Cevap: Muhterem kardeşim, yazdığınız çıkarımlar, tamamen yanlış bir varsayım üzere kurulmuştur. Ve yazıyı yazan zavallı kim ise, boş yere hayali ve yanlış bir algılama veya aktarımdan hareketle, aklınca dindarları zor durumda bırakacak ve onları alay konusu yapacak sonuçlar çıkarma zahmetine düşmüştür (!) (Tabi sizin bir suçunuz yoktur, siz sadece ravisiniz; bu aktarımla bir yanlışın düzeltilmesine de yardımcı olduğunuz için Allah razı olsun; belki sizin gibi birçok kimse de konudan haberdar olmadığı için kafası karışmıştır.)

Kısacası eğer bu ayet dünya ve dünya hayatıyla ve Resulullah’a vahiy indirilmesiyle ilgili olsaydı, eleştiri belki yerinde olabilir ve bu vatandaşımızın zahmeti de boşa gitmezdi (!) Ama devamındaki ayetlere dikkat edildiğinde ayetin Kıyamet ve mahşer günüyle alakalı olduğu açık bir şekilde görülecektir.
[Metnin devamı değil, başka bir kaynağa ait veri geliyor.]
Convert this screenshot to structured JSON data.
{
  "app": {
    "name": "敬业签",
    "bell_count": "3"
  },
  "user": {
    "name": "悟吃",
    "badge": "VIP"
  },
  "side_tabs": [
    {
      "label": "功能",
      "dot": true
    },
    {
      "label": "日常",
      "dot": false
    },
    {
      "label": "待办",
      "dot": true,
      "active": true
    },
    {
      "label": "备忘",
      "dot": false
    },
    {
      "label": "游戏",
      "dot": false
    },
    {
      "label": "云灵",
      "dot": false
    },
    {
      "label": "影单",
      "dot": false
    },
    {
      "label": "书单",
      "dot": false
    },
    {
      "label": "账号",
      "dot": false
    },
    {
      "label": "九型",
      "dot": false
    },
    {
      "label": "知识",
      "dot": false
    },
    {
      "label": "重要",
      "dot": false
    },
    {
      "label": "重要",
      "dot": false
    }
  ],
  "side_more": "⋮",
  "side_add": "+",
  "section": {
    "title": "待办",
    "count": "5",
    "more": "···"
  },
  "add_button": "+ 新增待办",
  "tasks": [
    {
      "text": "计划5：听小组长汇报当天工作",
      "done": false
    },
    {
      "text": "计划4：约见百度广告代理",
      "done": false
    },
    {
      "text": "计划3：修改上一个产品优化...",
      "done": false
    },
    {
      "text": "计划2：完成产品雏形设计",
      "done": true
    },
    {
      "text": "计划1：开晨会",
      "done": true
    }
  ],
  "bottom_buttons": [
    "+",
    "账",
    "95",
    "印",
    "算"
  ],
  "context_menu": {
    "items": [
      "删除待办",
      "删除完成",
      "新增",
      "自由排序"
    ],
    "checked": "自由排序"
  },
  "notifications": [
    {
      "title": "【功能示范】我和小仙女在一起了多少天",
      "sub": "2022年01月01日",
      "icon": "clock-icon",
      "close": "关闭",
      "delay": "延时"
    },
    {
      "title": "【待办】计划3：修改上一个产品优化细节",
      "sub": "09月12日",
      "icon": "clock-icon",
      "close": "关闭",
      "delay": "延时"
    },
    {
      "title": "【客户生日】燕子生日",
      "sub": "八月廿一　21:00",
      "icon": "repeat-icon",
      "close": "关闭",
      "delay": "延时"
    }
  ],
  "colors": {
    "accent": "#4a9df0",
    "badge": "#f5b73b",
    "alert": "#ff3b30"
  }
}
Dolayısıyla ayetin tercümesi de yanlış yapılmıştır. Yani “Ta’rucu” kipi Arapça gramerine göre muzari bir fiildir ve geniş zaman manasına geldiği gibi gelecek zaman manasını da verir. Şu halde aşağıda zikredeceğimiz karine ve delillere dikkat edilirse, manası sizin yazdığınız gibi “çıkabilmekte” değil, “çıkacaktır” olmalıdır. Ben Önce verdiğiniz ayetle birlikte devamında gelen ayetlerin de mealini verip daha sonra açıklamasına geçeceğim inşaallah:

4- Melekler ve Ruh miktarı elli bin yıl süren bir gün içinde ona çıkacaklardır.
5- O halde güzel bir sabır ile sabret.
6- Çünkü onlar onu (Kıyamet gününü) uzak görürler.
7- Biz ise onu yakın görüyoruz.
8- O gün gök erimiş bir maden gibi olur.
9- Dağlar da atılmış renkli yün gibi olur.
10- Dost dostun halini soramaz.
11- Birbirlerine gösterilirler. Suçlu o günün azabından kurtulmak için fidye vermek ister; oğullarını,
12- Eşini ve kardeşini,
13- Kendisini barındıran, içinde yetiştiği tüm ailesini,
14- Ve yeryüzünde bulunanların hepsini ki, tek kendini kurtarabilsin.
15- Hayır, o alevlenen bir ateştir.
16- Derileri kavurur, soyar.

Görüldüğü gibi bu ayetlerdeki ifadeler açıkça “o gün”den maksadın, Kıyamet günü olduğunu gösteriyor. Bu karinelerden bazıları şunlardır:

a) “Onlar onu uzak görürler, biz ise onu yakın görüyoruz.” Bu cümlede, vuku bulmuş bir olaydan değil, vuku bulacak bir olaydan bahsediliyor, o da Kıyamet günüdür ki kâfirler onu uzak görüyor ve “O ne zaman olacak?” diye soruyorlardı.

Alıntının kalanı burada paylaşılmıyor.